Fotoğrafta gördüğünüz ufak kaya kesimi, aslında geleceğimize dair kıymetli bir ipucu.
Batı Antarktika açıklarında, okyanusun derinliklerinde kumlara gömülü halde bulunan bu kaya modülü, bilim beşerlerine nazaran aslında burada olmamalıydı.
Bu yeşil damlataş, Antarktika boyunca yüzen bir buzdağı aracılığıyla kıta kıyılarından çok uzaklaşmış ve onu taşıyan buzdağından ayrılarak açık denizin derinliklerine gömülmüştü.
Bilim insanlarını asıl şaşırtan, taşın nereden geldiğiydi.
Araştırmacılar, Amundsen Denizi’nin tabanından bir sondaj gemisi ile üst çekilerek keşfedilen bu parçayı en son parmak izi teknolojileri ile incelediklerinde, bulunduğu noktadan 1300 km uzaklıktaki Ellsworth Dağları’ndan geldiğine dair güçlü bulgulara ulaştılar.

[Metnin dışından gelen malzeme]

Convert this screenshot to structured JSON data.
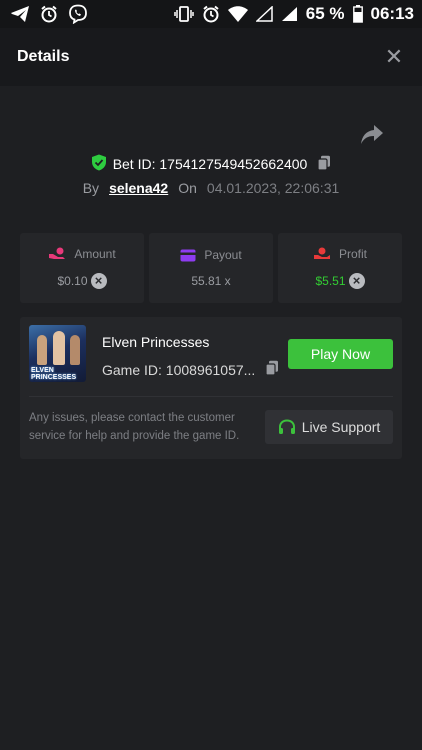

Antarktika’nın en yüksek sıradağı olan Ellsworth’un bir buz katmanının altında kıyıya taşınıp bir buzdağının içinde bu kadar uzağa götürülürken yok olmaması ihtimali çok düşüktü.
Pekala o vakit nasıl bu kadar uzağa seyahat etti?
Cevabı 2019’da Memleketler arası Okyanus Keşif Programı (IODP) kapsamında Joides Resolution isimli geminin topladığı çökeltilerin tarihinde saklı.
Bu modüllerin tarihi, yaklaşık 3 milyon yıl öncesine, jeolojik olarak Pliyosen Çağı’nın ortalarına dayanıyor.
Bu periyodun gezegenimizin tarihi açısından değeri büyük, zira günümüze çok büyük tesirler bıraktı.
Atmosfer, tarihte en son Orta Pliyosen Çağı devrinde bugünküne yakın bir karbondiyoksit yoğunluğuna, yani milyonda 400 ppm’ye (milyonda bir birim) ulaşmıştı.
Tıpkı periyotta sıcaklıklar global olarak yaklaşık 2-3 derece artmış, deniz düzeyleri tahminen de bugünkü okyanus düzeyinin 10-20 metre üzerine çıkmıştı.
Bizim yeşil kaya modülü da burada devreye giriyor.
Bahsettiğimiz Orta Pliyosen Çağı’na ilişkin deniz düzeyleri bize şunu gösteriyor: Batı Antarktika Buz Örtüsü’nün tamamı ya da değerli bir kısmı eriyerek yok oldu ve bu bölgelerde artık kocaman bir açık deniz yolu oluştu.
Bugün Antarktika haritalarına baktığınızda kelamını ettiğimiz görüntüyü göremezsiniz zira buz katmanları kesintisiz bir katı kütleyi andırıyor. Lakin etrafındaki buzlar yokmuş üzere hayal ettiğinizde, bir dizi büyük adadan oluşan dev bir takımada karşınıza çıkıyor.
Bilim insanları, kaya modülünün bu kadar kolay kıtadan ayrılarak yok olmadan uzaklara taşınmasına bu türlü açıklık getiriyor.
Ellsworth Dağları’ndaki bir buzuldan kopan buz kesimi, yeşil ufak kaya kesimini alıyor, bulunduğu yerde bir buzul dağı üreten buz kesimi, kaya kesimini açık deniz boyunca yüzerek binlerce kilometre uzağa götürüp bırakıyor. Yıllar sonra Expedition 379 gemisi onu gün yüzüne çıkarıyor.
Profesör Siddoway, “Elimizdeki bulgular buz katmanlarının ne kadar süratli yok olabileceği, birebir vakitte ne kadar çarçabuk tekrar oluşabileceğini gösteriyor” diyor.
Siddoway’e nazaran günümüzün iklim değişikliği modellemeleri üzerinden bu bulgulara yaklaşırsak, yeni bir Pliyosen Çağı’na giriyor olduğumuz fikri çıkabilir.
Siddoway, “Eğer global ısınma şimdiki süratle devam ederse, bu periyotta kalırız” diye konuşuyor.
Öte yandan kimse, Batı Antarktika Buz Örtüsü’nün yakın bir tarihte eriyerek yok olacağını düşünmüyor.
Bunun yanında bilim beşerlerine nazaran şayet iklim değişikliği krizinin önüne geçemezsek, kıtadaki buz örtüsünü yok edecek şartları da yaratmış olacağız.